Dom Ladaria Ferrer afirma que carta vaticana oferece abordagem integral da pessoa humana, do sofrimento e da doença, do cuidado de quem se encontra nas fases críticas e terminais da vida
Da redação, com Vatican News
“Um documento necessário” diante de novas normas e leis cada vez mais permissivas sobre eutanásia, suicídio assistido e disposições sobre o fim da vida. Assim, o cardeal Luis Francisco Ladaria Ferrer, prefeito da Congregação para a Doutrina da Fé, explica ao Vatican News as razões que levaram o dicastério a publicar “Samaritanus bonus”, a nova carta dedicada aos temas do fim da vida.
Eminência, por que era necessário este novo documento da Congregação sobre as questões do fim da vida?
Cardeal Ferrer: “Na conclusão da Sessão Plenária da Congregação para a Doutrina da Fé de 2018, com relação ao estudo das questões doutrinais e pastorais relativas ao acompanhamento dos doentes nas fases críticas e terminais da vida, os sacerdotes sugeriram que era apropriado ter um documento que tratasse disso, não somente de forma doutrinalmente correta, mas também com uma forte ênfase pastoral e uma linguagem compreensível, de acordo com o progresso das ciências médicas. Era uma questão de aprofundar os temas do acompanhamento e cuidado dos doentes do ponto de vista teológico e antropológico, focalizando também algumas questões éticas relevantes envolvidas na proporcionalidade das terapias e relativas à objeção de consciência e ao acompanhamento dos doentes terminais. À luz destas considerações e embora o ensinamento da Igreja sobre o assunto já esteja contido em conhecidos documentos magisteriais, um novo pronunciamento orgânico da Santa Sé sobre o cuidado das pessoas nas fases críticas e terminais da vida pareceu oportuno e necessário em relação à situação atual, caracterizada por um conteúdo legislativo civil internacional cada vez mais permissivo sobre a eutanásia, o suicídio assistido e as disposições sobre o fim da vida”.

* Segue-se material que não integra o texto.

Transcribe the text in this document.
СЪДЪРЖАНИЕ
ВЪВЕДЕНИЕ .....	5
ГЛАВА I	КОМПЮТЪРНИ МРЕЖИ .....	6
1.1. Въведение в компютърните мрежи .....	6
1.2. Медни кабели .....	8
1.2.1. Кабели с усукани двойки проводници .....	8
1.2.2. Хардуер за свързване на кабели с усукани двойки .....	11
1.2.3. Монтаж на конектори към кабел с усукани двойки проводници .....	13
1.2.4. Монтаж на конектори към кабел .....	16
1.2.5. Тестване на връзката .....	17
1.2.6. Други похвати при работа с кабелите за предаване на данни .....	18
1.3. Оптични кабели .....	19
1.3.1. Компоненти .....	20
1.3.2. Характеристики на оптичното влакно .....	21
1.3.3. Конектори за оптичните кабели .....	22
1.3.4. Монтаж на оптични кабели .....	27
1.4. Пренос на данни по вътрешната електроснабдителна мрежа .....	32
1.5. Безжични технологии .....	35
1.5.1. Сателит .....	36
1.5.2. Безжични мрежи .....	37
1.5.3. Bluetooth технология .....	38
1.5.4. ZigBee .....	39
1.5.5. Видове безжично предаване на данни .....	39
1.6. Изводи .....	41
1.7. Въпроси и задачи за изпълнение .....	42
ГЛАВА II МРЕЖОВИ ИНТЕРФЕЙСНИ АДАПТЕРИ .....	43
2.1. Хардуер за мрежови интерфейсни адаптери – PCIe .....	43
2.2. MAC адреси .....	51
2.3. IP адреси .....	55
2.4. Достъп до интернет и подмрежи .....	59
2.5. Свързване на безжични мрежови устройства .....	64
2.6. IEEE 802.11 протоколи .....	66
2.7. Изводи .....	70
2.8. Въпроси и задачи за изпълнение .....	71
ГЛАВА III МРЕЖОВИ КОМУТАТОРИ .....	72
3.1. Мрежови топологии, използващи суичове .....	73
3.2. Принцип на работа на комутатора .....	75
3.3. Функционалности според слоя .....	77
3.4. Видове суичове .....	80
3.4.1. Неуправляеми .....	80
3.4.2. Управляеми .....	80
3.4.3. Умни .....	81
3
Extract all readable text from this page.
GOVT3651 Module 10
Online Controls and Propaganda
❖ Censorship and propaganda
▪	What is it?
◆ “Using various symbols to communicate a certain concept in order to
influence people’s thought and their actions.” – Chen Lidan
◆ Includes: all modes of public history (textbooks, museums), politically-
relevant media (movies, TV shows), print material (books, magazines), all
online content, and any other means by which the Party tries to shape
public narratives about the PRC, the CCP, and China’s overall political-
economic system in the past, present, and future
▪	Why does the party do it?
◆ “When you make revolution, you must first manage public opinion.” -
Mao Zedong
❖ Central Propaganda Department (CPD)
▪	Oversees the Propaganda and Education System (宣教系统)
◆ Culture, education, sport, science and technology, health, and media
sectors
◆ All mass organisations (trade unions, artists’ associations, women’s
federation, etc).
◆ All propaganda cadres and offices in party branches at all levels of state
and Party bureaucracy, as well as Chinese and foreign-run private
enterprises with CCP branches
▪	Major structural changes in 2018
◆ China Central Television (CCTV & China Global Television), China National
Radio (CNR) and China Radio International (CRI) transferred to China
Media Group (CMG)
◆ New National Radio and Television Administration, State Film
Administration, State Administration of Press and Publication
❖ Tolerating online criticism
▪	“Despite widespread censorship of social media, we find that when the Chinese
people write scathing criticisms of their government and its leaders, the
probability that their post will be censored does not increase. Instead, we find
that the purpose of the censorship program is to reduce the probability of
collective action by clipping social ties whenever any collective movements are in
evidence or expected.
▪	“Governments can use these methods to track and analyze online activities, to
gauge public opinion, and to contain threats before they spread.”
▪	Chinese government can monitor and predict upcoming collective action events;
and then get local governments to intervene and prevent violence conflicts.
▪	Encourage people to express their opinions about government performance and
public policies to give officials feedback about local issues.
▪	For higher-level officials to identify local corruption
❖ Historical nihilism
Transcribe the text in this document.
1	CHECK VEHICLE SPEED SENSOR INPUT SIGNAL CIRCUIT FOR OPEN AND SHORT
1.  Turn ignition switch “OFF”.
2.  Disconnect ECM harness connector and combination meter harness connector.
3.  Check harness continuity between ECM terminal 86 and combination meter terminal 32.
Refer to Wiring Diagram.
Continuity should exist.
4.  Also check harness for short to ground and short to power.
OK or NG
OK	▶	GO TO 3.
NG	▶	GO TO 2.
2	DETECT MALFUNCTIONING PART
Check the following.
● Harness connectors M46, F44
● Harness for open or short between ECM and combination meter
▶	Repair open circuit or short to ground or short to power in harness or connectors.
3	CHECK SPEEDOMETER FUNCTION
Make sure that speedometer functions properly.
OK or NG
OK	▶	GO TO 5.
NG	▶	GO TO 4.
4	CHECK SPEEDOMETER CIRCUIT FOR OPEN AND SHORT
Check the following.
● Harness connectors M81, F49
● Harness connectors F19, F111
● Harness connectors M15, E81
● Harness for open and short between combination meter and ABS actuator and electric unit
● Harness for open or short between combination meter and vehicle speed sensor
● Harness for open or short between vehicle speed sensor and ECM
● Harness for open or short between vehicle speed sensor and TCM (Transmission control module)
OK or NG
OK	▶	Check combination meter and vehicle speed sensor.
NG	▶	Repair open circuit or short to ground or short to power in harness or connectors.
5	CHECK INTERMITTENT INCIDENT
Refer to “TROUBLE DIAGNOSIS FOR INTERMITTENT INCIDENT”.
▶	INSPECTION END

A carta “Samaritanus bonus” contém alguma novidade? E se sim, quais?
Cardeal Ferrer: “O documento oferece uma abordagem integral à pessoa humana, ao sofrimento e à doença, ao cuidado de quem se encontra nas fases críticas e terminais da vida. Um cuidado que, por sua vez, não pode ser reduzido apenas à perspectiva médica ou psicológica, mas consiste em cuidar inteiramente da pessoa necessitada. Porque, como é bem dito no primeiro parágrafo do texto, o cuidado com a vida é a primeira responsabilidade que o médico experimenta no encontro com o doente. Não se reduz à capacidade de curar o doente, visto que seu horizonte antropológico e moral é mais amplo: mesmo quando a cura é impossível ou improvável, o acompanhamento médico e de enfermagem, com o cuidado das funções fisiológicas essenciais do corpo, junto com o acompanhamento psicológico e espiritual, é um dever inevitável. O oposto seria um abandono desumano do doente. Samaritanus bonus insiste do começo ao fim nesta dimensão integral do cuidado. Neste sentido, o documento focaliza bem, retornando várias vezes, no fato de que a dor só é existencialmente suportável se houver uma esperança confiável. E uma esperança semelhante só pode ser comunicada onde há um coro de presença que espera em torno do doente que sofre”.
Por que se afirma no documento que “incurável” nunca é sinônimo de “irremediável”?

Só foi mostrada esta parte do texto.